Ben-Meir: l'UE è molto infelice con Kurti

Il professore americano e esperto di scienze politiche, Alon Ben-Meir, afferma che l'Unione europea è insoddisfatta del modo in cui il primo ministro Albin Kurti si occupa del dialogo. Egli afferma che la posizione dell'esecutivo principale “ha fatto zero progressi e si è opposta all'UE Secondo lui, il Kosovo dopo il processo elettorale dovrebbe riconsiderare [...]
Il professore americano e esperto di scienze politiche, Alon Ben-Meir, afferma che l'Unione europea è insoddisfatta del modo in cui il primo ministro Albin Kurti si occupa del dialogo.
Egli afferma che la posizione dell'esecutivo principale “ha fatto zero progressi e si è opposta all'UE Secondo lui, il Kosovo dopo il processo elettorale dovrebbe riconsiderare la sua posizione in questo processo.
Il professore dell'Università di New York nell'intervista stampa del Kosovo parla anche di Associazione, che tra l'altro considera il Kosovo è obbligato a iniziare con i passi verso la fondazione.
L'esperto dei Balcani occidentali Alon Ben-Meir dice che il dialogo tra il Kosovo e la Serbia non ha prodotto risultati, tuttavia vede il ritorno al tavolo dei negoziati necessario.

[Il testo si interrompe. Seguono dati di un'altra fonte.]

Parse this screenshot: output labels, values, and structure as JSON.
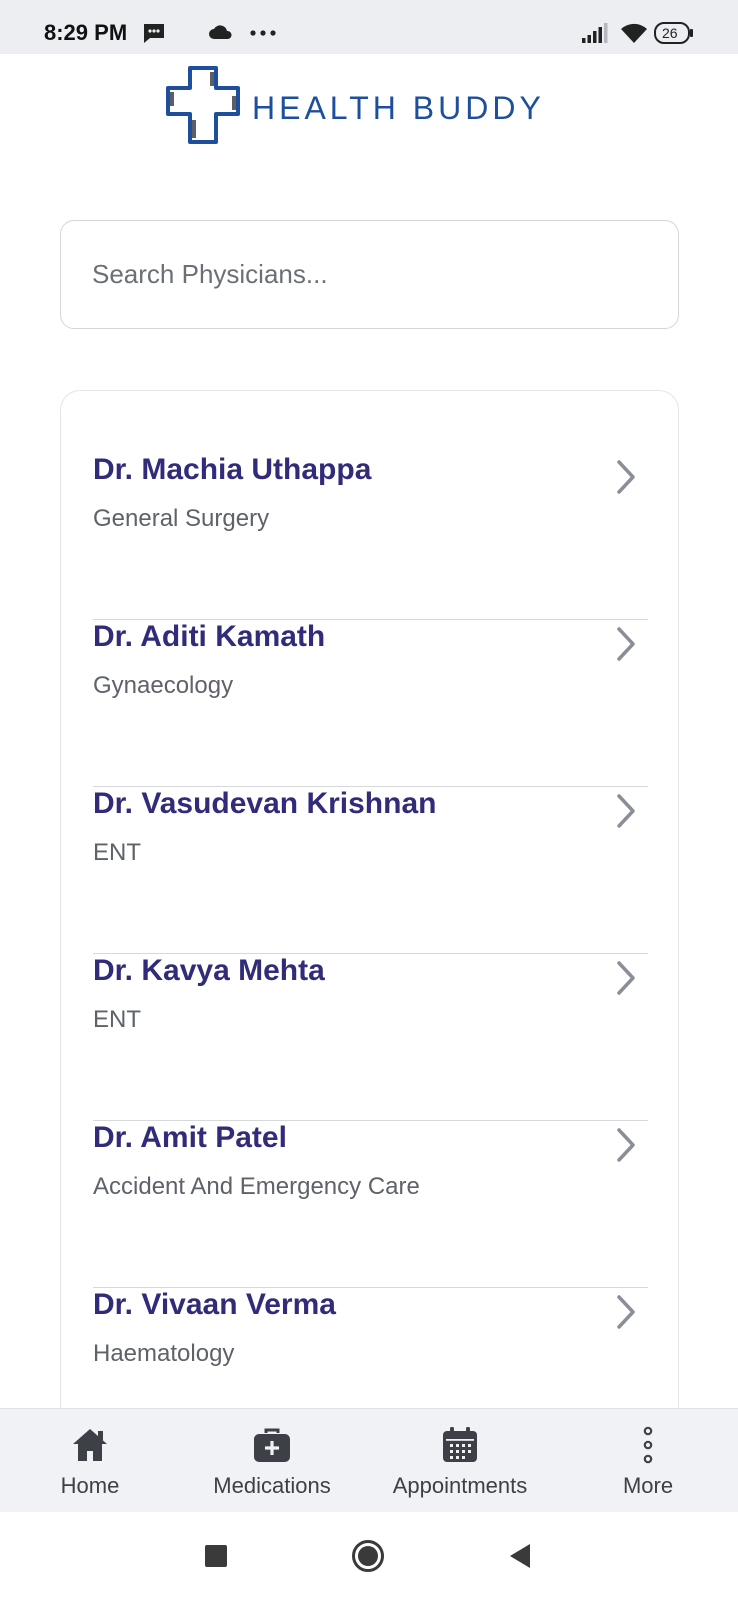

“Anche se il dialogo non ha prodotto alcun risultato, nessun dialogo è certamente un vicolo cieco. Tuttavia, nonostante il dialogo, specialmente dopo le elezioni di febbraio, può andare avanti perché penso che Kurt abbia imparato una serie di lezioni negli ultimi quattro anni, che questo tipo di atteggiamento ha appena fatto zero progressi e si è opposto all'UE invece di avvicinarsi all'UE. Voglio dire, immaginate che l'UE abbia imposto sanzioni al Kosovo, non alla Serbia, perché l'UE è molto infelice con Kurt e il modo in cui si occupa di questi negoziati, questo dialogo. Quindi il dialogo deve riprendere, ma prima di riprendere, il governo stesso, il Kosovo stesso dopo le elezioni, perché non mi aspetto nulla che accada da ora a febbraio, deve ripensare la sua posizione se vuole muoversi più velocemente all'integrazione con l'Unione europea, deve fare una mossa per dimostrare che è pronto a negoziare specificamente in un campo che dovrebbe fare in un modo o nell'altro. Ma, naturalmente, questo di per sé non basterà per il Kosovo a diventare un membro dell'UE, perché ci sono altri problemi che il Kosovo deve affrontare, afferma Ben-Meir.
Ben-Meir, professore presso il Center for Global Affairs dell'Università di New York, sottolinea che Kurti dovrebbe lavorare con i cinque paesi non riconosciuti del blocco per far parte dell'Unione Europea.
Il professore americano che parla dell'istituzione dell'Associazione dei comuni serbi, afferma che la Serbia dovrebbe fermare la campagna contro il riconoscimento del Kosovo. Ben-Meir, che ha trascorso una parte della sua carriera occupandosi del conflitto israelo-palestinese, ritiene che dopo le elezioni del 9 febbraio, il Kosovo deve risolvere il problema dell'associazione.
Nella relazione della Commissione europea, il Kosovo è tenuto ad avviare procedure per l'istituzione dell'Associazione dei comuni della maggioranza serba.
Gli esperti sui problemi dei Balcani occidentali dicono che questo problema dovrebbe essere risolto, non importa cosa sia successo nelle relazioni tra i due paesi.